Why do MPs earn so much?

Does that headline sound like a flippant question designed to be the intro to a rant? Because it isn’t, I just genuinely wonder why. When you put the question ‘how much do MPs earn?‘ into Google, at the top of the page you get this back –

The basic annual salary for an MP from 1 April 2014 is £67,060. MPs also receive expenses to cover the costs of running an office, employing staff, having somewhere to live in London and in their constituency, and travelling between Parliament and their constituency.


Pay and expenses for MPs – UK Parliament

Now if you put in ‘what is the average salary in the uk?’ you get this back in that little info dump at the top –


In 2011, the average household net-adjusted disposable income was 26,552 USD per annum, while the median annual salary was £21,326. In April 2012, average gross weekly earnings for full-time employees were £506, an increase of 1.5% cent from £498 in 2011. This brought the average full-time wage to £26,500.

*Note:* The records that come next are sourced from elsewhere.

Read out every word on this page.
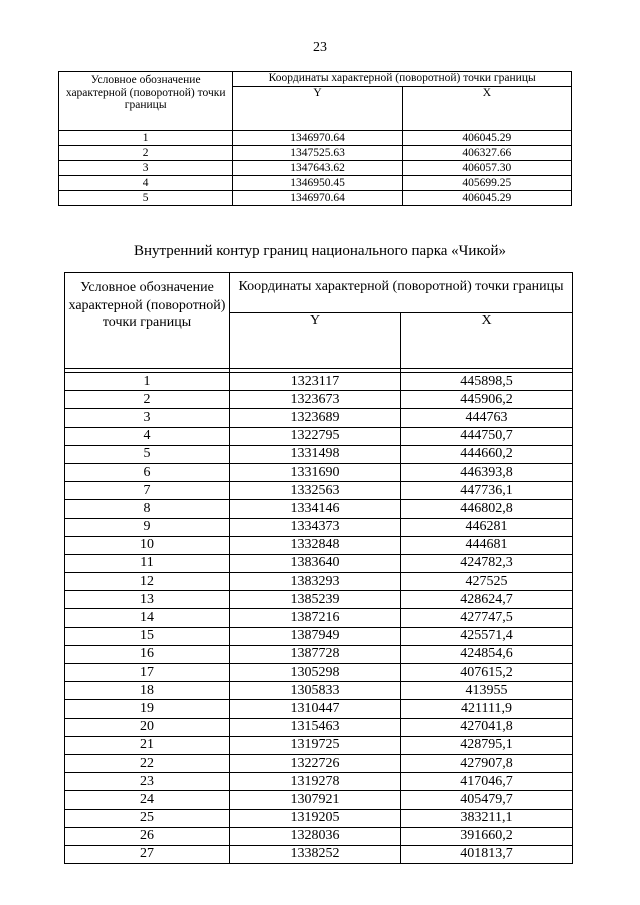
23
Условное обозначение характерной (поворотной) точки границы	Координаты характерной (поворотной) точки границы	
	Y	X
1	1346970.64	406045.29
2	1347525.63	406327.66
3	1347643.62	406057.30
4	1346950.45	405699.25
5	1346970.64	406045.29
Внутренний контур границ национального парка «Чикой»
Условное обозначение характерной (поворотной) точки границы	Координаты характерной (поворотной) точки границы	
	Y	X

1	1323117	445898,5
2	1323673	445906,2
3	1323689	444763
4	1322795	444750,7
5	1331498	444660,2
6	1331690	446393,8
7	1332563	447736,1
8	1334146	446802,8
9	1334373	446281
10	1332848	444681
11	1383640	424782,3
12	1383293	427525
13	1385239	428624,7
14	1387216	427747,5
15	1387949	425571,4
16	1387728	424854,6
17	1305298	407615,2
18	1305833	413955
19	1310447	421111,9
20	1315463	427041,8
21	1319725	428795,1
22	1322726	427907,8
23	1319278	417046,7
24	1307921	405479,7
25	1319205	383211,1
26	1328036	391660,2
27	1338252	401813,7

Income in the United Kingdom – Wikipedia, the free …

There is quite a discrepancy there between those two figures and if you want you can go ahead and read this article which breaks down UK incomes in more detail. I will draw attention to the fact that the figure of £26,500 is a median figure, I certainly do not know many people who earn that much or more. It is also worth drawing attention to the expenses that top up that £67,060 MP salary.
I realise that I may not be saying anything new or radical here, but there seems to be a contradiction in the amount that a politician earns in relation to the people they are meant to be serving. I find it quite galling that politics seems to be for many a career and not a vocation. I believe that serving people to a large extent should be enough to provide prestige and job satisfaction and as such think an MPs salary should be closely linked to the minimum wage of the working men and women that they represent.
If this were the case, maybe there would be swift movement on the introduction of things like a living wage as opposed to just a minimum.
Most of the current politicians have also had the benefit of very expensive educations from institutions that have enabled them to be qualified and connected enough that if they quit politics tomorrow they would walk into very high paying positions outside of the political world. I do not have a problem with this (or rather, I do have a problem with the inequality in education that still exists based on social class but I’ll leave that for now) but it just seems silly that being in politics is such a cushy position salary wise considering they could earn big wages outside of serving the people.
Maybe if there was a restructuring of the pay scale we’d weed out the career politicians. I certainly think it would be easier to identify with politicians who were not earning what I think is a ridiculous amount. I mean, if there was a more restrained wage, it isn’t like they’re bound to live by it forever, they could leave whenever they wanted and go earn their big money in whatever industry it is they’re trained in. That in itself would be a good thing right? Having a constant source of people in power who know that the job is about truly representing people and not the salary.
One Percent
I suppose you could say that large salaries are designed to attract high calibre people, but what about professions like nursing? People in that field are currently having to wrangle for a ONE PERCENT pay rise and they don’t earn anywhere near what an MP earns. It is shameful.
I just think politics should stand for something, but right now all I really feel like it stands for is an easy life for a select few.
I know this isn’t exactly an in-depth analysis but the system we have just feels intrinsically wrong. 
I also know that it’s quite a common thing to hear people say that all of this is just the same as it ever was and that people in power always have it easy but I find that a pretty annoying attitude to take because people can change things for the better when enough people want too.